Member states currently contribute only 24% of the body’s budget, with foreign donors, including the World Bank, the European Commission and developed countries contributing the rest.
South Africa’s contribution in 2015/16 was one of the biggest from a single country at just over $33m (R472.45m), but it is unclear what its portion would be according to this formula.
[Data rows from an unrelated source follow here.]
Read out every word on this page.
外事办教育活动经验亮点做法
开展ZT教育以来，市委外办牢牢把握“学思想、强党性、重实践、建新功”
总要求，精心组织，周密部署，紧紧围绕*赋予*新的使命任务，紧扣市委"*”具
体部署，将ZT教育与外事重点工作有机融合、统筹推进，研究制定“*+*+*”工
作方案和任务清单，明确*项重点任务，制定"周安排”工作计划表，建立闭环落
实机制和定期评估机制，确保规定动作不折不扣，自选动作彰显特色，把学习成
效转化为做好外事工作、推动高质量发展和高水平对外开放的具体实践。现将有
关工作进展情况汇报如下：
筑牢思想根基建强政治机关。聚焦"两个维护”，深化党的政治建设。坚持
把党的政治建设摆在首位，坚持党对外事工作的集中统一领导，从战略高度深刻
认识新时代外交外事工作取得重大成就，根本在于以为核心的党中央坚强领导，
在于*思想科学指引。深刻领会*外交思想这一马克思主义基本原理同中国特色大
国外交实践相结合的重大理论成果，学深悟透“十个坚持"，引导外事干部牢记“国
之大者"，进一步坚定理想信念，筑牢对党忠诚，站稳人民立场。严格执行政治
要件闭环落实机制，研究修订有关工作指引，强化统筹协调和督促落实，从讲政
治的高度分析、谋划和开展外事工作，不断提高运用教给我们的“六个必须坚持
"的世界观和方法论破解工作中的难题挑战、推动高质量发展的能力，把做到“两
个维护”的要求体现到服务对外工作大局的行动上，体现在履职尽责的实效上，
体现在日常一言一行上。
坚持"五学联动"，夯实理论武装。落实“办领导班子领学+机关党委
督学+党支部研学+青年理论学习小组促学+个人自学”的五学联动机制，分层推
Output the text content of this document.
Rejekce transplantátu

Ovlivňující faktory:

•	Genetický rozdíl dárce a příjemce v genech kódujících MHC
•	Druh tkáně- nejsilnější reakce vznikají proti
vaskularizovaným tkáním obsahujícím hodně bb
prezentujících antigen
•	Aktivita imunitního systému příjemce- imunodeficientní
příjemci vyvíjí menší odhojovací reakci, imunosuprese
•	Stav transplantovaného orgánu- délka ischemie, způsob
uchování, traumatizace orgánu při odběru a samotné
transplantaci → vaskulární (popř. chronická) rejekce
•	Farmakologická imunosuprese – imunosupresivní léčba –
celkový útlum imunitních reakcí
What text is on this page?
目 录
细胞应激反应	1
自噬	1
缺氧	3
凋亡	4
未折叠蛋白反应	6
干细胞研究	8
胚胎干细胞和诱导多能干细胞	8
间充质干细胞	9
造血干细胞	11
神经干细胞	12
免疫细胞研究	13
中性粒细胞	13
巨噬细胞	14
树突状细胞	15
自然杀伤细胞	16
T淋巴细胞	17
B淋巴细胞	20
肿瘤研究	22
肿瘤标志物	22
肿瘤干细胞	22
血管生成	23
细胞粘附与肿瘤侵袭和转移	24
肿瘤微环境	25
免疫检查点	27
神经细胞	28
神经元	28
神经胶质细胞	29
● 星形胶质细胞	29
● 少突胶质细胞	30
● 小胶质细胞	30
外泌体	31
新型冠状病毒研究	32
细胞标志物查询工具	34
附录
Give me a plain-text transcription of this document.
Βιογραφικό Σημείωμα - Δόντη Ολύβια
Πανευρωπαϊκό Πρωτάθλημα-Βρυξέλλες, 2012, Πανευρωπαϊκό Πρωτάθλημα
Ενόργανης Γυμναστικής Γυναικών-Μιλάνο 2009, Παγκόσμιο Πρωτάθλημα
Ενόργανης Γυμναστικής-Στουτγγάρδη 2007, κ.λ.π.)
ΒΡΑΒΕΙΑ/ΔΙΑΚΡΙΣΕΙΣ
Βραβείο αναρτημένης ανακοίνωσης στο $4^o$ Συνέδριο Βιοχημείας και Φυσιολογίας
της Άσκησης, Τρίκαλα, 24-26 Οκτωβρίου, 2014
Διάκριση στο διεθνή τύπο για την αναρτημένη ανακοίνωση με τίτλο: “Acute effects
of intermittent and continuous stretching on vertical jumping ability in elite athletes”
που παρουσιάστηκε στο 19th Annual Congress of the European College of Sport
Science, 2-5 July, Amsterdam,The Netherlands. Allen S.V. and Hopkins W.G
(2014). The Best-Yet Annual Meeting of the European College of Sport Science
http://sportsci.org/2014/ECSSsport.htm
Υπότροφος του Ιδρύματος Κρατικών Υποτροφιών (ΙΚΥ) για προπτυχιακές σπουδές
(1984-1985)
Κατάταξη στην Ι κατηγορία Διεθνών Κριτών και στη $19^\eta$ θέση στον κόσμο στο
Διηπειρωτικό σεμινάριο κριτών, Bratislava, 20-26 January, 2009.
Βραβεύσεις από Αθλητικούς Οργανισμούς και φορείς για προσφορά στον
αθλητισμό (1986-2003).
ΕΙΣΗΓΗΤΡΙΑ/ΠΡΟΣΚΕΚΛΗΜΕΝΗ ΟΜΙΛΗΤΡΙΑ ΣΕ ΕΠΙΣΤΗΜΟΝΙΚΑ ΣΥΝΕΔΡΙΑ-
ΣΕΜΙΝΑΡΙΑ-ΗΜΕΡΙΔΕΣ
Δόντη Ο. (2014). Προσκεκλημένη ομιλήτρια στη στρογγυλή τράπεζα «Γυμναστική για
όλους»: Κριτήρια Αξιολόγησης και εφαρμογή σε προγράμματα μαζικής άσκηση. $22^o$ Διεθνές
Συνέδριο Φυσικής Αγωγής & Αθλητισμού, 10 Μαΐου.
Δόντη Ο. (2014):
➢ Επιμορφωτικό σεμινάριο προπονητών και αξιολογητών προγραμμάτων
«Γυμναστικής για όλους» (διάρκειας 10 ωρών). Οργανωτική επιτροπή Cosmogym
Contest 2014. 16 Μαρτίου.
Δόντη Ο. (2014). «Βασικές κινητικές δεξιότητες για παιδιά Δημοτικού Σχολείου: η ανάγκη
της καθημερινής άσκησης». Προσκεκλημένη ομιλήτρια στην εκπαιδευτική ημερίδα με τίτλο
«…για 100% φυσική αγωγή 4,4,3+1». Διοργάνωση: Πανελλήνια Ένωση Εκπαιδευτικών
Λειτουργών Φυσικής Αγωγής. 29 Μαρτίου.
A well-informed source said South Africa would be able to pay this through the Southern African Customs Union, just like countries in other regions would pay their contributions through their customs unions, but the new formula meant a rise in South Africa’s contribution.
Rwanda’s finance minister Claver Gatete told journalists at the summit on Sunday that “there have been a number of models that were discussed in the past, but this time the heads of state were determined to adopt a model so that there are no more discussions”.
The matter has been dragging on for a number of years, with countries failing to agree on adopting a $2 per stay hotel levy and a $10 per flight air ticket levy, as well as SMS levies, as suggested in a report by former Nigerian president Olesegun Obasanjo.
Smaller countries complained that this could affect their tourism industries and economies negatively.
Default on payment
Gatete said the AU’s aim was to fund all of its activities, 75% of the AU Commission’s programmes and 25% of peacekeeping on the continent, with $65m (R930m) going to each of the continent’s five regions.
Peace operations could range depending on the conflict.
Gatete said the current model was chosen because it “will give (the AU) even more money than we are currently generating. It will be predictable, it will be very easy, it will be collected by the revenue authorities in our countries, and it will be in an account opened in a central bank, and the money will be disbursed from that”.
He said the previous proportionally indexed GDP-based formula presented problems because some countries defaulted or delayed payment, which “affected the functioning of the AU”.
Under the new model, states would be sanctioned for not paying their contributions.
At the opening of the AU heads of state summit on Sunday, leaders praised the AU and its outgoing chairperson, Nkosazana Dlamini-Zuma, for adopting the new proposals.
Dlamini-Zuma said the adoption of the new funding guidelines was a “historic landmark decision”.
She told leaders: “You took an unprecedented leap forward for African self-reliance and dignity. We congratulate you for this bold and visionary leadership that you have shown.”